I mean, I think he does. He’s kind, and his eyes stay on me for a few seconds longer than they should sometimes. Yesterday he was patient with me, and very good about where his body was in position to mine when he was showing me how to do something. But still, there were those touches that came when he sensed my pain.

He pulls up to the curb, engine idling as I come down the steps and walk to his truck.

“Good morning,” I say, opening the door and climbing in.

“Hello,” he says, reaching for a thermos. He takes a drink and offers it to me. “Coffee?”

I stare at it until he sets it back down in the cup holder. I’m still not used to his kindness.

“I don’t have cooties.” He shifts into drive and the truck eases forward.

“You might,” I respond, instantly piqued. What is it with this guy? Why am I so ready to charge into battle with him?

“I promise, I don’t,” he mutters, looking both ways before turning left onto the main road.

“Anyway,” I say brightly. I’m determined to be at least civil and keep my job. “How was your night?”

His jaw clenches. He reaches up, his hand gripping his jawline, and rubbing in a circular motion.

“What happened?”

He lets out a short, frustrated sound. “Nothing happened. Again. Night after night, I stand in front of my canvas, and nothing happens.” He shakes his head, his brown hair bobbing around with the movement. “Maybe I’ve lost it.”

“Lost the…” I pause, confused. “What? Talent? I don’t know if you can lose talent.”

“Not that, exactly. The muse. The excitement. I have the desire, but not the capacity. It’s like…like…having all this love and nowhere to put it.” He glances at me from the corners of his eyes. His cheeks pink when he catches my gaze and he looks back to the road. “Sorry,” he says, clearing his throat. “You’re probably praying I stop talking about feelings and say something manly.”

I snort. “Hardly.”

“You don’t like manly men?”

My nose wrinkles. “No. I mean, yeah, if that’s how they are naturally. Not if they’re only pretending to be manly.”

“Who pretends to be manly?” A deep ‘V’ forms between his eyebrows.
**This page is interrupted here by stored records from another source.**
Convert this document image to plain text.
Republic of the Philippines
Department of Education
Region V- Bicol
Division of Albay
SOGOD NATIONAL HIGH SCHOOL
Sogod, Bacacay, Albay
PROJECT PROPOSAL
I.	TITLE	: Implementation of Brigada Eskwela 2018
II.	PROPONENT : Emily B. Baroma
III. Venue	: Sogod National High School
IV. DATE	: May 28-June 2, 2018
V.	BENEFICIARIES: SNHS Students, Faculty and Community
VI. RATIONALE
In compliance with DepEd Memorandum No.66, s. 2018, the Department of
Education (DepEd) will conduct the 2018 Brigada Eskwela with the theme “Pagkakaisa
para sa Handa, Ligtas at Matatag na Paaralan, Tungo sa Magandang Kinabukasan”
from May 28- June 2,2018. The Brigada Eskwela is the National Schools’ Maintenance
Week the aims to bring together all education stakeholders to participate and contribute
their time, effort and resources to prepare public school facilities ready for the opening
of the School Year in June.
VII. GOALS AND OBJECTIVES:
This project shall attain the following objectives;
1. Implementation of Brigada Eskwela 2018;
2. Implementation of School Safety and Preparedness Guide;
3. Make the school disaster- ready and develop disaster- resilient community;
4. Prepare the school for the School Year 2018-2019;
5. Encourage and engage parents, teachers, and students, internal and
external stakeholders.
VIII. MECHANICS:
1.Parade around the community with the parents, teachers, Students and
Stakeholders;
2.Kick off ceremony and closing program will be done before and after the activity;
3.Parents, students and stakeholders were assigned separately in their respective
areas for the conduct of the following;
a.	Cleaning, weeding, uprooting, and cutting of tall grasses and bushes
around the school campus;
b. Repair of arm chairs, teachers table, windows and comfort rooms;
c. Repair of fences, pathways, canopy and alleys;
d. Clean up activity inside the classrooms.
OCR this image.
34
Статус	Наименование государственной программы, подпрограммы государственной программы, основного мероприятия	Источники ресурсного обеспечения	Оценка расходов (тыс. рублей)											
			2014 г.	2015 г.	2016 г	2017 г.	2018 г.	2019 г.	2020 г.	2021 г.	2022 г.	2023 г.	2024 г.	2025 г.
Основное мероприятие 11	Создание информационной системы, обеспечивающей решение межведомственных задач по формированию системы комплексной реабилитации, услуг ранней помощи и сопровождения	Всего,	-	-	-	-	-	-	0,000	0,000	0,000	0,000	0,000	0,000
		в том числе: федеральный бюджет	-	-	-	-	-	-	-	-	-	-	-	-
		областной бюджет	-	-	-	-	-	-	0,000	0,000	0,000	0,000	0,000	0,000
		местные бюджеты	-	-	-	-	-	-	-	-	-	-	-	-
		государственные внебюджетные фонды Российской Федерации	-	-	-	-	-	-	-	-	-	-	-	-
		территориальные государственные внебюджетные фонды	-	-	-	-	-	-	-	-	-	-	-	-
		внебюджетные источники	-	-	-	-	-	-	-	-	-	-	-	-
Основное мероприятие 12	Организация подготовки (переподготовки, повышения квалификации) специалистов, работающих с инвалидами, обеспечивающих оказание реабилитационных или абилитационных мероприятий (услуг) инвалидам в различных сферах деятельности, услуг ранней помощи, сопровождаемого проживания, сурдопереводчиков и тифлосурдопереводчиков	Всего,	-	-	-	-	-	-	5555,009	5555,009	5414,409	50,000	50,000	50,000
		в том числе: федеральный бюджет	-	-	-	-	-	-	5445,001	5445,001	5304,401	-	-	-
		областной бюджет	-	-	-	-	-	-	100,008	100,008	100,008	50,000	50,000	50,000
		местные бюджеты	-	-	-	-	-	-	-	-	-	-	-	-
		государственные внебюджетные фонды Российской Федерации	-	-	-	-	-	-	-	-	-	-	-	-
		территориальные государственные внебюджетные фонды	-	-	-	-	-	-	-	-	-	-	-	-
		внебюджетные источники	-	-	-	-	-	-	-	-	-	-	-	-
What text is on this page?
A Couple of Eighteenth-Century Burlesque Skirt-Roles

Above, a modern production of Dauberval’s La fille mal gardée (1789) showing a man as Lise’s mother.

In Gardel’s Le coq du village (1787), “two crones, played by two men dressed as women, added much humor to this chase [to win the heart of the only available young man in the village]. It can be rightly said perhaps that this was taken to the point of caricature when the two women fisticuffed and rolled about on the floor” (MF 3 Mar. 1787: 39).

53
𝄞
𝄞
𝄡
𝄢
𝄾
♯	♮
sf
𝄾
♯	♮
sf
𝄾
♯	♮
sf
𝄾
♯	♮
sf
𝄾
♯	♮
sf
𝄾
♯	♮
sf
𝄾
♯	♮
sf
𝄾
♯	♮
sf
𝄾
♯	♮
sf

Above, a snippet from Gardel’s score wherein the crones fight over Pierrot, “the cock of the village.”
Connor takes a turn and sunlight streams through my side of his truck. I look down at my legs. A spot I missed shaving last night glints in the light. Damn knobby knees. I almost always cut myself and I never do a good job.
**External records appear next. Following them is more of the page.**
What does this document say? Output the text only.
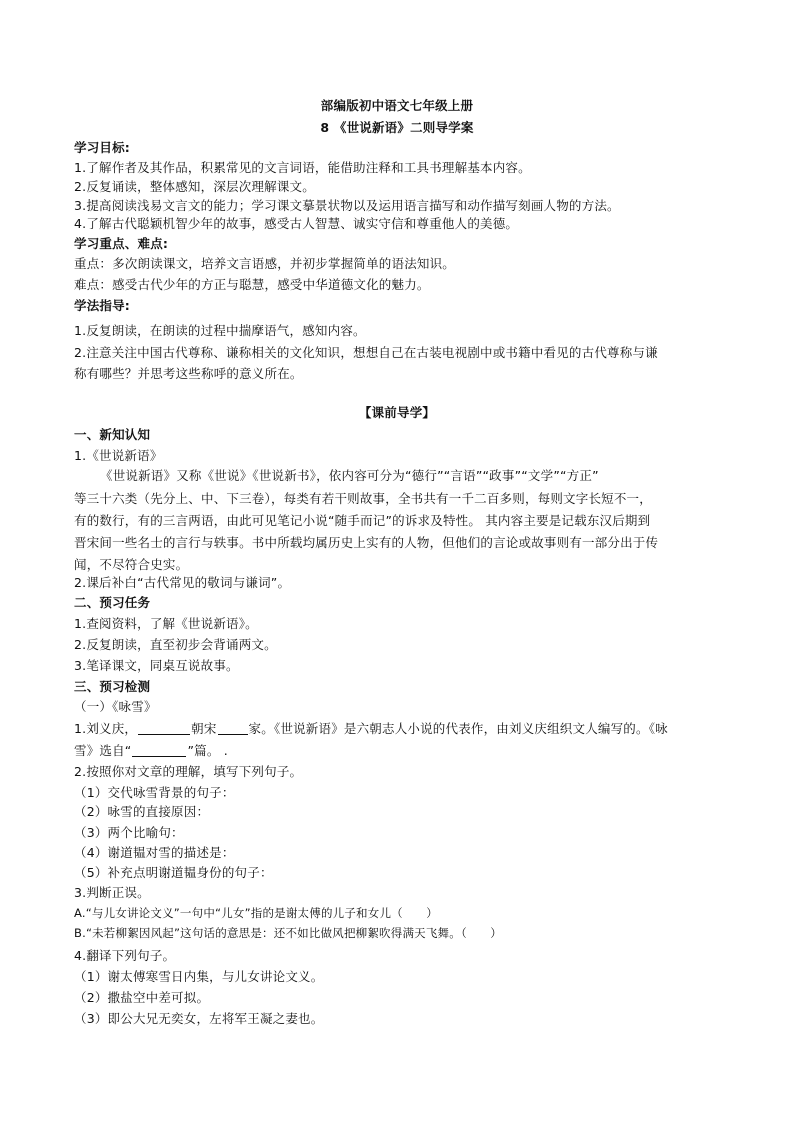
部编版初中语文七年级上册
8 《世说新语》二则导学案
学习目标:
1.了解作者及其作品，积累常见的文言词语，能借助注释和工具书理解基本内容。
2.反复诵读，整体感知，深层次理解课文。
3.提高阅读浅易文言文的能力；学习课文摹景状物以及运用语言描写和动作描写刻画人物的方法。
4.了解古代聪颖机智少年的故事，感受古人智慧、诚实守信和尊重他人的美德。
学习重点、难点:
重点：多次朗读课文，培养文言语感，并初步掌握简单的语法知识。
难点：感受古代少年的方正与聪慧，感受中华道德文化的魅力。
学法指导:
1.反复朗读，在朗读的过程中揣摩语气，感知内容。
2.注意关注中国古代尊称、谦称相关的文化知识，想想自己在古装电视剧中或书籍中看见的古代尊称与谦
称有哪些？并思考这些称呼的意义所在。
【课前导学】
一、新知认知
1.《世说新语》
《世说新语》又称《世说》《世说新书》，依内容可分为“德行”“言语”“政事”“文学”“方正”
等三十六类（先分上、中、下三卷），每类有若干则故事，全书共有一千二百多则，每则文字长短不一，
有的数行，有的三言两语，由此可见笔记小说“随手而记”的诉求及特性。 其内容主要是记载东汉后期到
晋宋间一些名士的言行与轶事。书中所载均属历史上实有的人物，但他们的言论或故事则有一部分出于传
闻，不尽符合史实。
2.课后补白“古代常见的敬词与谦词”。
二、预习任务
1.查阅资料，了解《世说新语》。
2.反复朗读，直至初步会背诵两文。
3.笔译课文，同桌互说故事。
三、预习检测
（一）《咏雪》
1.刘义庆，	朝宋	家。《世说新语》是六朝志人小说的代表作，由刘义庆组织文人编写的。《咏
雪》选自“	”篇。 .
2.按照你对文章的理解，填写下列句子。
（1）交代咏雪背景的句子：
（2）咏雪的直接原因：
（3）两个比喻句：
（4）谢道韫对雪的描述是：
（5）补充点明谢道韫身份的句子：
3.判断正误。
A.“与儿女讲论文义”一句中“儿女”指的是谢太傅的儿子和女儿（　　）
B.“未若柳絮因风起”这句话的意思是：还不如比做风把柳絮吹得满天飞舞。（　　）
4.翻译下列句子。
（1）谢太傅寒雪日内集，与儿女讲论文义。
（2）撒盐空中差可拟。
（3）即公大兄无奕女，左将军王凝之妻也。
“Well,” I say, running a finger over one knee. “The guys in the clubs I promoted, for one. They were never who they said they were. They would only be what they thought the ladies wanted them to be. Like a chameleon, or an octopus.”
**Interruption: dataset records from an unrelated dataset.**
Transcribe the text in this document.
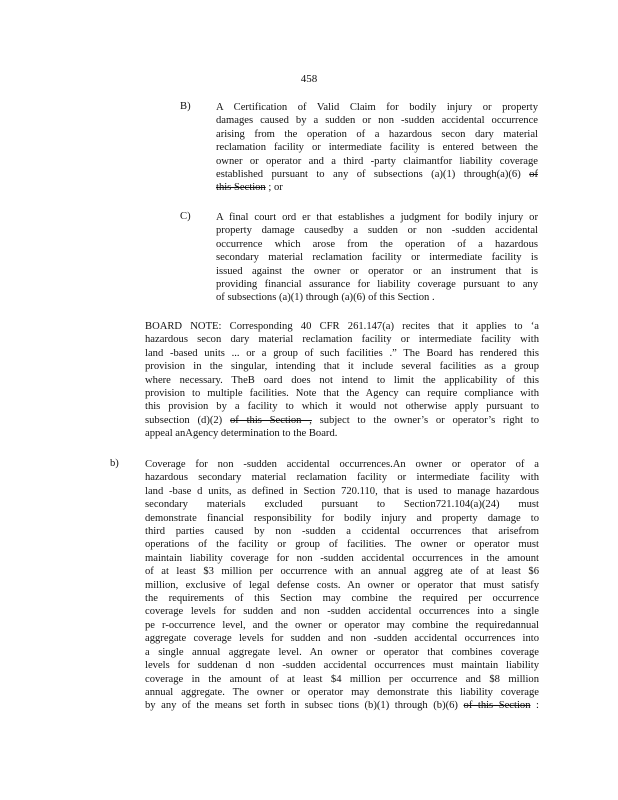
458
B) A Certification of Valid Claim for bodily injury or property
damages caused by a sudden or non -sudden accidental occurrence
arising from the operation of a hazardous secon dary material
reclamation facility or intermediate facility is entered between the
owner or operator and a third -party claimantfor liability coverage
established pursuant to any of subsections (a)(1) through(a)(6) of
this Section ; or
C) A final court ord er that establishes a judgment for bodily injury or
property damage causedby a sudden or non -sudden accidental
occurrence which arose from the operation of a hazardous
secondary material reclamation facility or intermediate facility is
issued against the owner or operator or an instrument that is
providing financial assurance for liability coverage pursuant to any
of subsections (a)(1) through (a)(6) of this Section .
BOARD NOTE: Corresponding 40 CFR 261.147(a) recites that it applies to ‘a
hazardous secon dary material reclamation facility or intermediate facility with
land -based units ... or a group of such facilities .” The Board has rendered this
provision in the singular, intending that it include several facilities as a group
where necessary. TheB oard does not intend to limit the applicability of this
provision to multiple facilities. Note that the Agency can require compliance with
this provision by a facility to which it would not otherwise apply pursuant to
subsection (d)(2) of this Section , subject to the owner’s or operator’s right to
appeal anAgency determination to the Board.
b) Coverage for non -sudden accidental occurrences.An owner or operator of a
hazardous secondary material reclamation facility or intermediate facility with
land -base d units, as defined in Section 720.110, that is used to manage hazardous
secondary materials excluded pursuant to Section721.104(a)(24) must
demonstrate financial responsibility for bodily injury and property damage to
third parties caused by non -sudden a ccidental occurrences that arisefrom
operations of the facility or group of facilities. The owner or operator must
maintain liability coverage for non -sudden accidental occurrences in the amount
of at least $3 million per occurrence with an annual aggreg ate of at least $6
million, exclusive of legal defense costs. An owner or operator that must satisfy
the requirements of this Section may combine the required per occurrence
coverage levels for sudden and non -sudden accidental occurrences into a single
pe r-occurrence level, and the owner or operator may combine the requiredannual
aggregate coverage levels for sudden and non -sudden accidental occurrences into
a single annual aggregate level. An owner or operator that combines coverage
levels for suddenan d non -sudden accidental occurrences must maintain liability
coverage in the amount of at least $4 million per occurrence and $8 million
annual aggregate. The owner or operator may demonstrate this liability coverage
by any of the means set forth in subsec tions (b)(1) through (b)(6) of this Section :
“Do octopuses change color?”

“Yes.”

“Hmm.” Connor grabs the coffee and sips from it. “I’ll just have to take your word for it.”

“I’m reliable.”

He takes another turn, this time onto a smaller road. “Yesterday at lunch you said ‘back home,’ but you didn’t say where.”

My thigh muscles contract. Should I tell him the truth? Would that be like giving him one more piece of the puzzle? In the end, I decide it’s safe. He still doesn’t know my real first name.

“Phoenix.”

He nods. “Sounds about right. So you’re moving up here for good then?”

This, I cannot tell him. He might fire me. Who wants an employee with a set timer? My mind is racing, concocting something on the fly, when he sends me a wary glance.

“Never mind. I may not want to know.”

I slump in my seat, the air gone from me. “I’m sorry,” I whisper, and I am.

I’m sorry I can’t be more normal.

I’m even more sorry I can’t stick around and form real relationships.